The big drag from stocks suggests the decline in GDP peaked last quarter. Destocking amounted to 1.3% of constant-price GDP – the largest since the fourth quarter of 1990. This was two quarters into the last recession, when GDP was 70% through its peak-to-trough decline. GDP weakness over coming quarters will be driven by investment and consumer spending.
Other notable features of the data released today include:
- GDP fell by 2.0% in the year to the fourth quarter but gross national income (GNI), which includes net income from abroad, plunged by an estimated 4.0% – the biggest annual fall since 1980. (Constant-price GNI is calculated by deflating current-price GNI using the GDP deflator.)
- The household saving ratio surged to 4.8% in the fourth quarter, the highest since the first quarter of 2006 and up from a low of -1.2% in the first quarter of last year. The ratio is likely to rise further – it has averaged 6.8% since 1985 – but the significant adjustment to date reduces downside risks to consumer spending.
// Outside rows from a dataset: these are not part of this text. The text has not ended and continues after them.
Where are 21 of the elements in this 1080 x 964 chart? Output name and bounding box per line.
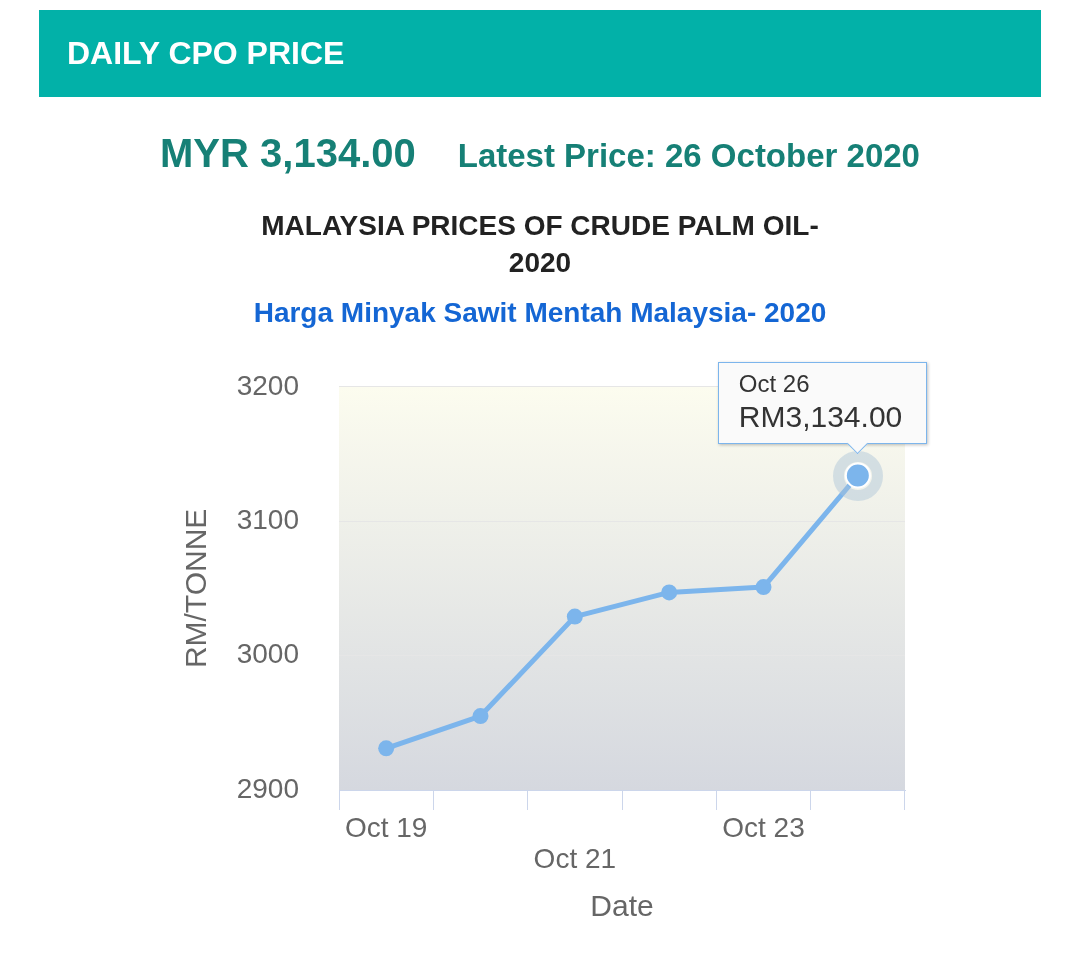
point	[472, 708, 489, 725]
point	[661, 584, 678, 601]
point	[755, 579, 772, 596]
point	[566, 608, 583, 625]
y-tick-label: 3200	[236, 369, 299, 401]
chart-title: MALAYSIA PRICES OF CRUDE PALM OIL-2020	[260, 209, 820, 280]
y-tick-label: 2900	[236, 772, 299, 804]
y-axis-title: RM/TONNE	[179, 508, 213, 669]
x-tick-label: Oct 19	[344, 812, 428, 844]
x-axis-title: Date	[590, 889, 654, 923]
annotation: RM3,134.00	[738, 398, 903, 435]
y-tick-label: 3100	[236, 503, 299, 535]
x-tick-label: Oct 23	[722, 812, 805, 844]
text: DAILY CPO PRICE	[67, 34, 345, 73]
chart-subtitle: Harga Minyak Sawit Mentah Malaysia- 2020	[252, 296, 828, 330]
x-tick-label: Oct 21	[533, 842, 617, 874]
point	[378, 740, 395, 757]
annotation: Oct 26	[738, 368, 811, 399]
y-tick-label: 3000	[236, 638, 299, 670]
text: Latest Price: 26 October 2020	[457, 137, 920, 174]
text: MYR 3,134.00	[160, 131, 416, 175]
- The figures do not support deflation claims. The price deflator for gross value added – which excludes the impact of the VAT cut – rose by 1.2% from the third quarter to stand 3.3% higher than a year before.
- Private financial corporations’ operating surplus surged 36%, or £5.1 billion, last quarter, apparently reflecting a rise in banks’ net interest receipts. As explained in a previous post, the operating profits – not reported earnings – of the Lloyds Banking Group and the Royal Bank of Scotland will be counted as public sector income from October last year, reducing public net borrowing. (The reclassification has yet to be reflected in public finances data.)
- The current account deficit was just 1.7% of GDP in 2008 – inconsistent with claims that sterling was “grossly overvalued” before its recent plunge.